A story about madman named Cobb, dead of course. Who performed experiments, not very sure about what they are. The stories change from time to time. Sometimes he’s a demon who came from hell to gather the souls of lost to be used in the army at the end times. Sometimes he’s a vampire who lost his mind from being the very last vampire before he took his own life.
Then of course my favorite is that he a necromancer, someone who could summon the dead, the people here felt he was a solider of the devil and of course they thought they had killed him but when they went to bury him he was gone. It’s said that followers came and got him, and buried somewhere where no one could find him again. For the day he would rise again and destroy the bloodlines of those who had killed him.
I do not have much faith in these stories but it makes sense in a way that some whisper things in this city. If they truly believe in the mythos then who I am to judge? I believe in many things that others would find irrational but these are the stories that the people grew up with and the stories that I grew up are the ones that truly put faith even if it is blind faith.

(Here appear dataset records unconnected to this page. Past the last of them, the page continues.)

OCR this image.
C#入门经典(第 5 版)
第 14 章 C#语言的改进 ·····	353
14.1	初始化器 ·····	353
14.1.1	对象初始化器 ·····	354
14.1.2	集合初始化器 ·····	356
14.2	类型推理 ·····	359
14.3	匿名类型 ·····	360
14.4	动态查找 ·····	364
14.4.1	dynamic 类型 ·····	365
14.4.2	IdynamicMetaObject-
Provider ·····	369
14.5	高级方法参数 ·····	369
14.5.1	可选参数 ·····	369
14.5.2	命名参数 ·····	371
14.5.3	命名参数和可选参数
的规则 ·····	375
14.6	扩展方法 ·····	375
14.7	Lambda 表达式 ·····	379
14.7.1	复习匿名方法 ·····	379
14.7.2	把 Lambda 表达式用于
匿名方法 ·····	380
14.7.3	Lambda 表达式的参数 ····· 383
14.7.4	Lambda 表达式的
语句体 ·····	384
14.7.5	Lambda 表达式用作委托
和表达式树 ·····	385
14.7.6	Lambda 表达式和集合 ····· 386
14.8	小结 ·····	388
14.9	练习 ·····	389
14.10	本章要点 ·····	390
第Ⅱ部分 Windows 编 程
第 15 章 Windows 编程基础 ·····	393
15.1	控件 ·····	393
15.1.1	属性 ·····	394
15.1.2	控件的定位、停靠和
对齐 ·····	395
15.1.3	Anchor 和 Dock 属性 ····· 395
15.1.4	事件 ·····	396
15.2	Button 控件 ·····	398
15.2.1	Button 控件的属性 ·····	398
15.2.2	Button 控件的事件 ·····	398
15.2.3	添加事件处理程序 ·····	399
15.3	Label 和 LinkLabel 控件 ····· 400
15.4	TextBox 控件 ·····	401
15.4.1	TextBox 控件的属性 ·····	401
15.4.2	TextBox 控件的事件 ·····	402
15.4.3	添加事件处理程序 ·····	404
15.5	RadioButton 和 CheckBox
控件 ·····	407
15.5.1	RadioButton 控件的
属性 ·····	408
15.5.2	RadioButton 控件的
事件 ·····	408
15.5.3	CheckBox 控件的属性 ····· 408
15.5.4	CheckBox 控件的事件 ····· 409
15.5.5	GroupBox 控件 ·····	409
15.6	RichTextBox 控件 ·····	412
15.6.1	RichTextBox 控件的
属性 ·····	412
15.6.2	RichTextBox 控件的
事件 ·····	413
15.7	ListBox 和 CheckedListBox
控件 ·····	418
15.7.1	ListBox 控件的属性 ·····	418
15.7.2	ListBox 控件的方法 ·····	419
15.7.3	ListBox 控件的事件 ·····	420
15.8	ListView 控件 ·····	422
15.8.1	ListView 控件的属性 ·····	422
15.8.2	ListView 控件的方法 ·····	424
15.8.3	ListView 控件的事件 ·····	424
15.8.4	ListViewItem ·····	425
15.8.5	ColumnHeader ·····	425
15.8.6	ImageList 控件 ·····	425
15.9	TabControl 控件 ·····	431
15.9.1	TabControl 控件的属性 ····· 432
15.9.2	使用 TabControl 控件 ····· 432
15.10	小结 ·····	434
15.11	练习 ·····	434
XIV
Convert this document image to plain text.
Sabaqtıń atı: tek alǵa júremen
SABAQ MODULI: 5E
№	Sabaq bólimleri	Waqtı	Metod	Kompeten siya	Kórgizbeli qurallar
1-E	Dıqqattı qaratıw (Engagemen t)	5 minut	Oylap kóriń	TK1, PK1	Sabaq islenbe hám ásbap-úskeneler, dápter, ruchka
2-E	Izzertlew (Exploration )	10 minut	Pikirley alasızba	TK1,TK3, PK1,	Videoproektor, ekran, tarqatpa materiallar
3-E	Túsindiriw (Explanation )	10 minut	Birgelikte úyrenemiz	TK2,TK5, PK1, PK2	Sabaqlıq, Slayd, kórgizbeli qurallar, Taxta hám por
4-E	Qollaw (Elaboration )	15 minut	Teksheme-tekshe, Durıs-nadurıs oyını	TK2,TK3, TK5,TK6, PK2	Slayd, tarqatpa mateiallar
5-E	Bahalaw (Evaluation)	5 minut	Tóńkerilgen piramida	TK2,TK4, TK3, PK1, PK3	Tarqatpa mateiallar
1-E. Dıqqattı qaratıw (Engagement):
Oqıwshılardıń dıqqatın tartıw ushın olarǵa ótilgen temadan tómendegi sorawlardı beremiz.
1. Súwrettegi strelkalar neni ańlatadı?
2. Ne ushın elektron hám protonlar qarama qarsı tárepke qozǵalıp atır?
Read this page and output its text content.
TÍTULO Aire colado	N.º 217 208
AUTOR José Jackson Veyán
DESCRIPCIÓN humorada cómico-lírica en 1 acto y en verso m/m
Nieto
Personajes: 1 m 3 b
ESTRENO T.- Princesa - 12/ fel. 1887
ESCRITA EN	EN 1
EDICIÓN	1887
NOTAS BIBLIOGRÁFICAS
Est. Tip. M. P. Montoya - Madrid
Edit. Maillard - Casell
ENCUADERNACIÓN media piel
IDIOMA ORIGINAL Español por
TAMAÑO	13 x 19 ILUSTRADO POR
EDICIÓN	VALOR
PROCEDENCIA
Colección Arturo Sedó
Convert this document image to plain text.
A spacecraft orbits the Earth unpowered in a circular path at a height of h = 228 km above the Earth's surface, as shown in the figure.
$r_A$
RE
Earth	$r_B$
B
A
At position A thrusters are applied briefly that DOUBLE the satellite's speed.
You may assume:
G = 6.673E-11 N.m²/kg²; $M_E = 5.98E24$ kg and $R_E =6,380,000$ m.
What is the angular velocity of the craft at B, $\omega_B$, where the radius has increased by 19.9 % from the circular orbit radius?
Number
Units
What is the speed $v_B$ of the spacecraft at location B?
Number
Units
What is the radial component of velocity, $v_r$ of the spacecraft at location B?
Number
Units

I do know however that people the people grew up with these stories that they have this belief that there safety in numbers and you rarely find anyone alone in this city. It bothers me some because I am alone this city and this city seems to be built on the fact that you should not be along because the spirits of those six vampires that were murder here haunt these streets. That if you look closely you can see them wandering the streets.
Mind you have not seen any vampires as of yet. Though I have noticed that there are those who could fall under idea of vampires; however, believe that these are just people who have gotten too far into the idea of Ann Rice and that Twilight woman. Suppose I shall be very worried if I ever see anyone glittering in the sunlight. That however is for another blog.
In the mean time, if you come to Harper Rock City. Stay in a group; do not wander off on your own. After you do not wish to be cursed by the six vampires who spirits still roam these city streets.